According to the motion, the US Attorney for the Western District of Texas told the defense team that if they don’t present Crusius’ mitigation by July 20, the government will make a decision regarding the death penalty without input from the defense team. In response, the motion sought to “allow reasonable time for counsel for the parties to discharge their respective duties with respect to the question of whether the death penalty should be sought.”

The motion said that more time is needed for effective counsel investigations of the “tremendous” volume of discovery.

“There are a number of ‘red-flag’ mitigation themes for counsel to investigate which require more time to investigate and develop and prepare to submit to the government, and the circumstances of this case compel a grant of more time for investigation,” the motion said.

The motion also noted that dozens of possible witnesses still need to be contacted and interviewed. “To attempt to meet with someone in person during this pandemic would not only violate the explicit and unanimous advice of national public health authorities, but also risk impairing the relationship with prospective witnesses by displaying a callous disregard for their and their families’ safety,” the motion stated.
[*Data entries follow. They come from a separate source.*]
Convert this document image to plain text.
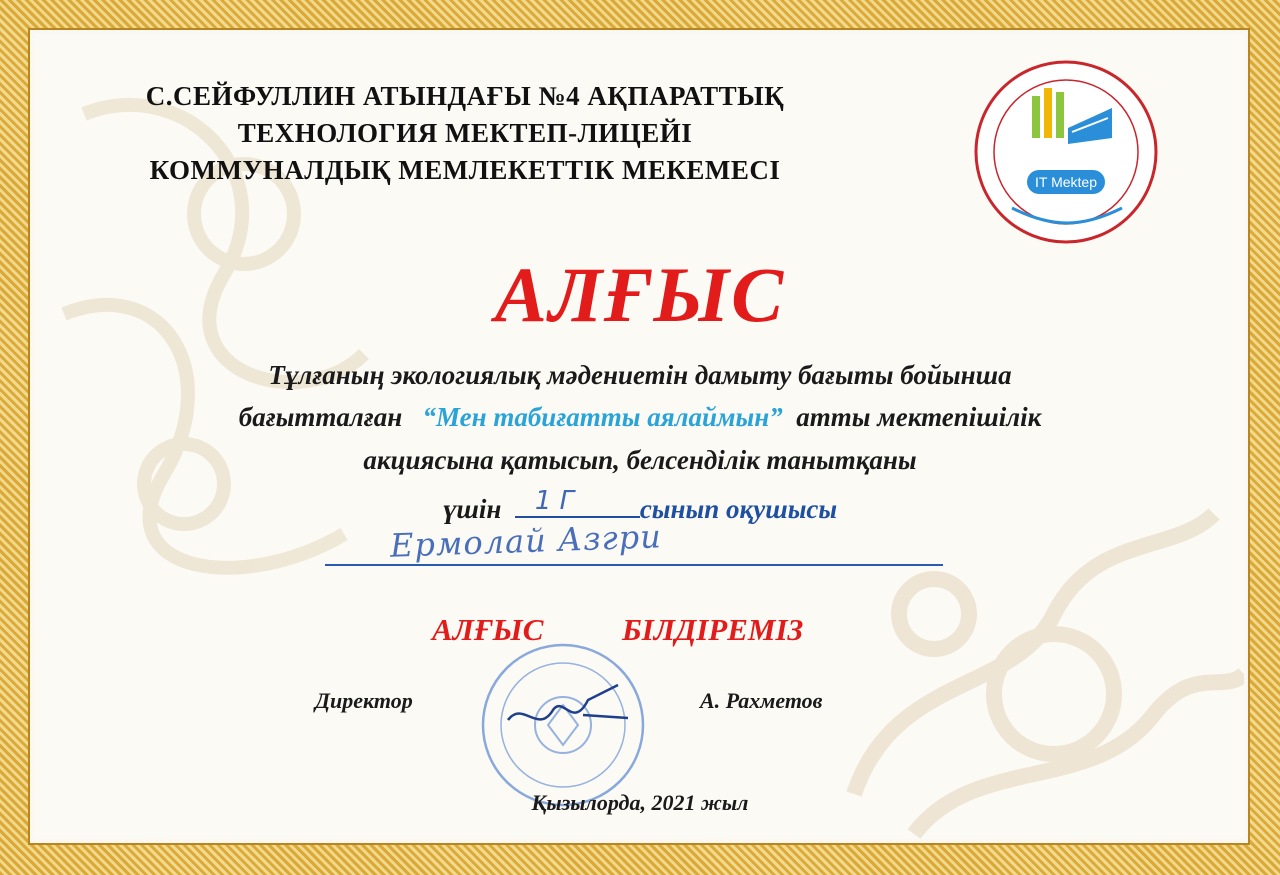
С.СЕЙФУЛЛИН АТЫНДАҒЫ №4 АҚПАРАТТЫҚ
ТЕХНОЛОГИЯ МЕКТЕП-ЛИЦЕЙІ
КОММУНАЛДЫҚ МЕМЛЕКЕТТІК МЕКЕМЕСІ	IT Mektep
АЛҒЫС
Тұлғаның экологиялық мәдениетін дамыту бағыты бойынша
бағытталған “Мен табиғатты аялаймын” атты мектепішілік
акциясына қатысып, белсенділік танытқаны
үшін 1 Г сынып оқушысы
Ермолай Азгри
АЛҒЫС	БІЛДІРЕМІЗ
Директор	А. Рахметов
Қызылорда, 2021 жыл
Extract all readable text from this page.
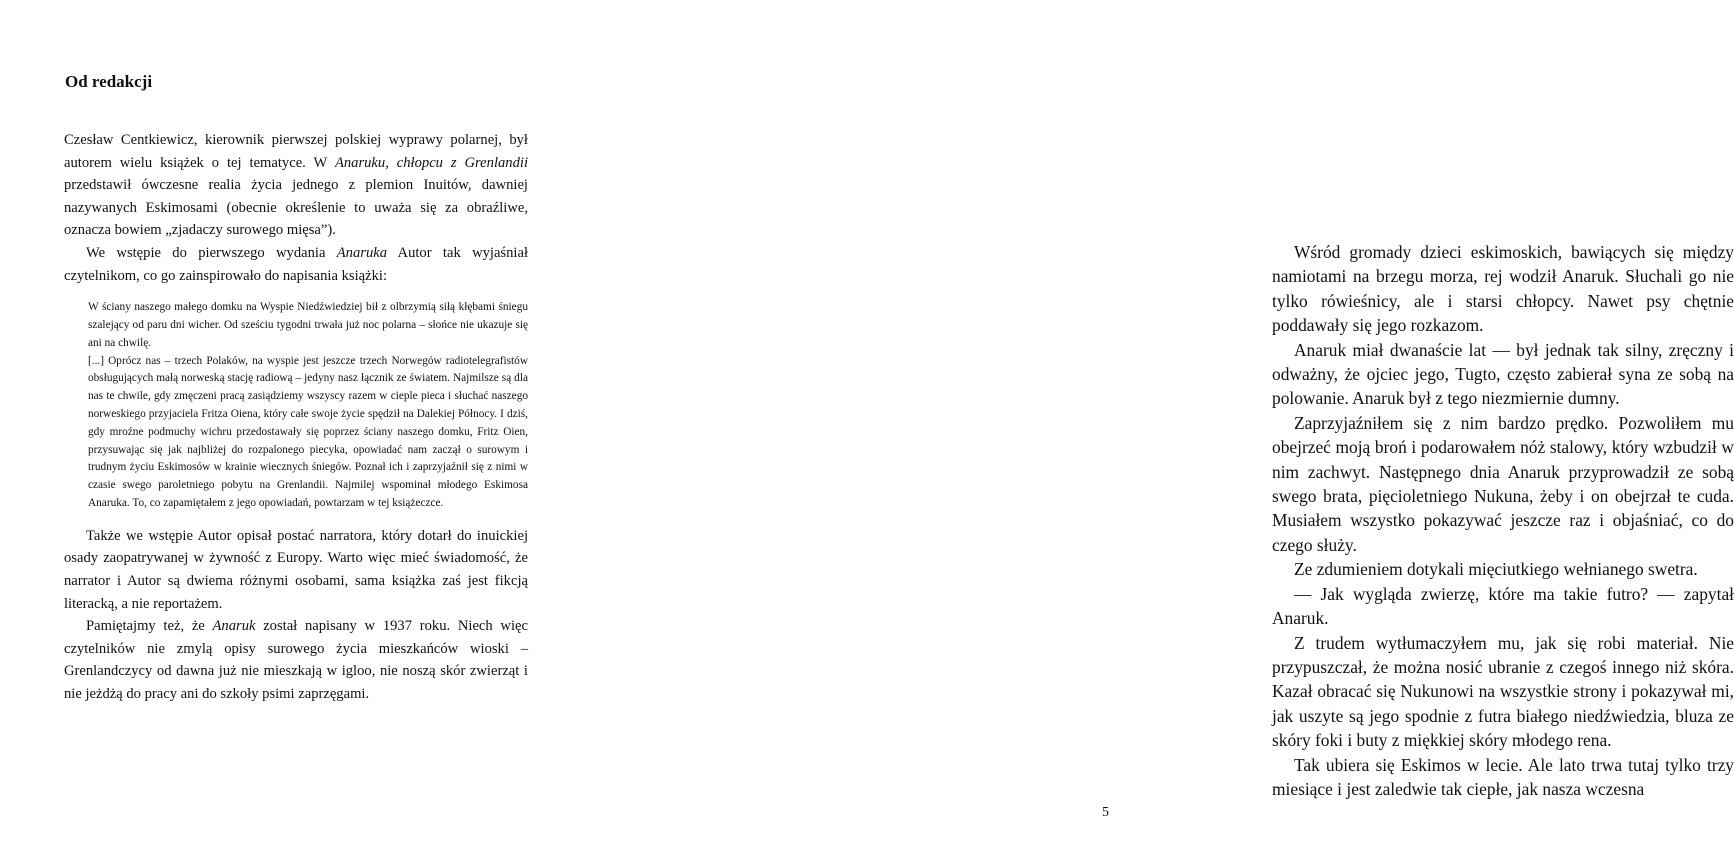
Od redakcji

Czesław Centkiewicz, kierownik pierwszej polskiej wyprawy polarnej, był autorem wielu książek o tej tematyce. W Anaruku, chłopcu z Grenlandii przedstawił ówczesne realia życia jednego z plemion Inuitów, dawniej nazywanych Eskimosami (obecnie określenie to uważa się za obraźliwe, oznacza bowiem „zjadaczy surowego mięsa”).

We wstępie do pierwszego wydania Anaruka Autor tak wyjaśniał czytelnikom, co go zainspirowało do napisania książki:

W ściany naszego małego domku na Wyspie Niedźwiedziej bił z olbrzymią siłą kłębami śniegu szalejący od paru dni wicher. Od sześciu tygodni trwała już noc polarna – słońce nie ukazuje się ani na chwilę.

[...] Oprócz nas – trzech Polaków, na wyspie jest jeszcze trzech Norwegów radiotelegrafistów obsługujących małą norweską stację radiową – jedyny nasz łącznik ze światem. Najmilsze są dla nas te chwile, gdy zmęczeni pracą zasiądziemy wszyscy razem w cieple pieca i słuchać naszego norweskiego przyjaciela Fritza Oiena, który całe swoje życie spędził na Dalekiej Północy. I dziś, gdy mroźne podmuchy wichru przedostawały się poprzez ściany naszego domku, Fritz Oien, przysuwając się jak najbliżej do rozpalonego piecyka, opowiadać nam zaczął o surowym i trudnym życiu Eskimosów w krainie wiecznych śniegów. Poznał ich i zaprzyjaźnił się z nimi w czasie swego paroletniego pobytu na Grenlandii. Najmilej wspominał młodego Eskimosa Anaruka. To, co zapamiętałem z jego opowiadań, powtarzam w tej książeczce.

Także we wstępie Autor opisał postać narratora, który dotarł do inuickiej osady zaopatrywanej w żywność z Europy. Warto więc mieć świadomość, że narrator i Autor są dwiema różnymi osobami, sama książka zaś jest fikcją literacką, a nie reportażem.

Pamiętajmy też, że Anaruk został napisany w 1937 roku. Niech więc czytelników nie zmylą opisy surowego życia mieszkańców wioski – Grenlandczycy od dawna już nie mieszkają w igloo, nie noszą skór zwierząt i nie jeżdżą do pracy ani do szkoły psimi zaprzęgami.

Wśród gromady dzieci eskimoskich, bawiących się między namiotami na brzegu morza, rej wodził Anaruk. Słuchali go nie tylko rówieśnicy, ale i starsi chłopcy. Nawet psy chętnie poddawały się jego rozkazom.

Anaruk miał dwanaście lat — był jednak tak silny, zręczny i odważny, że ojciec jego, Tugto, często zabierał syna ze sobą na polowanie. Anaruk był z tego niezmiernie dumny.

Zaprzyjaźniłem się z nim bardzo prędko. Pozwoliłem mu obejrzeć moją broń i podarowałem nóż stalowy, który wzbudził w nim zachwyt. Następnego dnia Anaruk przyprowadził ze sobą swego brata, pięcioletniego Nukuna, żeby i on obejrzał te cuda. Musiałem wszystko pokazywać jeszcze raz i objaśniać, co do czego służy.

Ze zdumieniem dotykali mięciutkiego wełnianego swetra.

— Jak wygląda zwierzę, które ma takie futro? — zapytał Anaruk.

Z trudem wytłumaczyłem mu, jak się robi materiał. Nie przypuszczał, że można nosić ubranie z czegoś innego niż skóra. Kazał obracać się Nukunowi na wszystkie strony i pokazywał mi, jak uszyte są jego spodnie z futra białego niedźwiedzia, bluza ze skóry foki i buty z miękkiej skóry młodego rena.

Tak ubiera się Eskimos w lecie. Ale lato trwa tutaj tylko trzy miesiące i jest zaledwie tak ciepłe, jak nasza wczesna

5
The defense team also asked for additional time due to the Covid-19 pandemic, saying that visits from experts are currently not feasible due to restrictions and health concerns.

“Counsel must gather all of the information necessary to inform experts who will then be in a position to interview Mr. Crusius at the jail and render opinions regarding his mental status at the time of the shooting,” the motion said. “As of now, no experts can accomplish these things, as to date, they have either been under stay-at-home orders from the Government or their employers, or they are in a high-risk category for COVID and cannot travel to meet Mr. Crusius.”

A status conference in the case has been scheduled for October, the motion said.